Il signor Morley ha detto, non senza ragione, che "l'argomento moderno a favore dell'origine soprannaturale della religione cristiana, tratto dalla sua idoneità ai nostri bisogni e dalla sua risposta divina alle nostre aspirazioni", è insufficiente per dimostrarlo la religione assoluta . "L'argomento", dice, "non potrà mai portarci oltre la relatività della verità religiosa". I cristiani non possono presumere che "le loro aspirazioni siano la misura assoluta di quelle dell'umanità in ogni fase.
"Fare a meno della fede nei fatti storici della vita di Cristo, delle sue affermazioni e del significato della sua croce, lasciarli nella nebbia del passato come dubbi, incapaci di prove soddisfacenti, e poggiare tutto sull'esperienza soggettiva che chiunque può ritenere sufficiente, è quello di cancellare l'alleanza e distruggere l'unità della Chiesa.Quindi, come gli Ebrei hanno avuto la loro Pasqua e l'osservanza di essa ha dato loro coerenza come popolo e come corpo religioso, così abbiamo la Cena.
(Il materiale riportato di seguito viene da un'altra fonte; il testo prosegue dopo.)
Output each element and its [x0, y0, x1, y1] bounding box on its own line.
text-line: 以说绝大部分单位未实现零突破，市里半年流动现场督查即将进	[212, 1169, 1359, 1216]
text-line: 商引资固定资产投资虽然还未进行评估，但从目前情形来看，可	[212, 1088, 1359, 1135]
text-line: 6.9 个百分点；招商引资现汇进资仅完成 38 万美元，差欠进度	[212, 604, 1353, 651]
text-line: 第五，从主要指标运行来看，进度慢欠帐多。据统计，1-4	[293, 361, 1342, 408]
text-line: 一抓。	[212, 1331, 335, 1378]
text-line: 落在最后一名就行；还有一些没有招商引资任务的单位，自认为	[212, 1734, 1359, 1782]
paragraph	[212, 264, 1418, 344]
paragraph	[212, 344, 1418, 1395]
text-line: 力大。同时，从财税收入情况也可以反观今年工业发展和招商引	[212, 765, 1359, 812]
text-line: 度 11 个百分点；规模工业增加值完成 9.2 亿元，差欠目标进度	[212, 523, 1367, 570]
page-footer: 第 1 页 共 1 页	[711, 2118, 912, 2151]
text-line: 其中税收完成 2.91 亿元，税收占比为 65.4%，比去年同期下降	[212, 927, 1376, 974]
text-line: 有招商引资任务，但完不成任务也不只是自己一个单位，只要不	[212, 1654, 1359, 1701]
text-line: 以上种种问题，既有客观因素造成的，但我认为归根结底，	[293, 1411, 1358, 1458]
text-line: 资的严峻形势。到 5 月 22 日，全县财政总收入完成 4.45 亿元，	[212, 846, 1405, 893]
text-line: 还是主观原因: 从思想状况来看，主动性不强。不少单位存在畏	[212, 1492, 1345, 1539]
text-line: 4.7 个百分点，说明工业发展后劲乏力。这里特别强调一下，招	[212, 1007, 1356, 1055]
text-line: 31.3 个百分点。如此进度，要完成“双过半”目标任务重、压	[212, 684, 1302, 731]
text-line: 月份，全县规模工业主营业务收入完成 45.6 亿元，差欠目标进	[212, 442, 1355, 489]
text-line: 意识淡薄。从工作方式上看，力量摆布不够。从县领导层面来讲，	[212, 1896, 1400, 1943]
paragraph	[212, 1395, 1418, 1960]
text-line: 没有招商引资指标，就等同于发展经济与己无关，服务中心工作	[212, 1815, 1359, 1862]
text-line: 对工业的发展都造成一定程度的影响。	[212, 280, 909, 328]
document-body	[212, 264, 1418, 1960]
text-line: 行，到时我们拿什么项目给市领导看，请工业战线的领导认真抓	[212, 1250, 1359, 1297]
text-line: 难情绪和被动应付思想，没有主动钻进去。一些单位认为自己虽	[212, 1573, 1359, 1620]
Nessun centro locale, infatti, è designato in cui solo si possa osservare la nostra festa simbolica. Ovunque alcuni rinnovano la loro alleanza con Dio proclamando la morte del Signore finché Egli venga, lì le anime dei fedeli sono nutrite e ispirate dalla comunione con Colui che ha portato la vita spirituale e la libertà nel nostro mondo.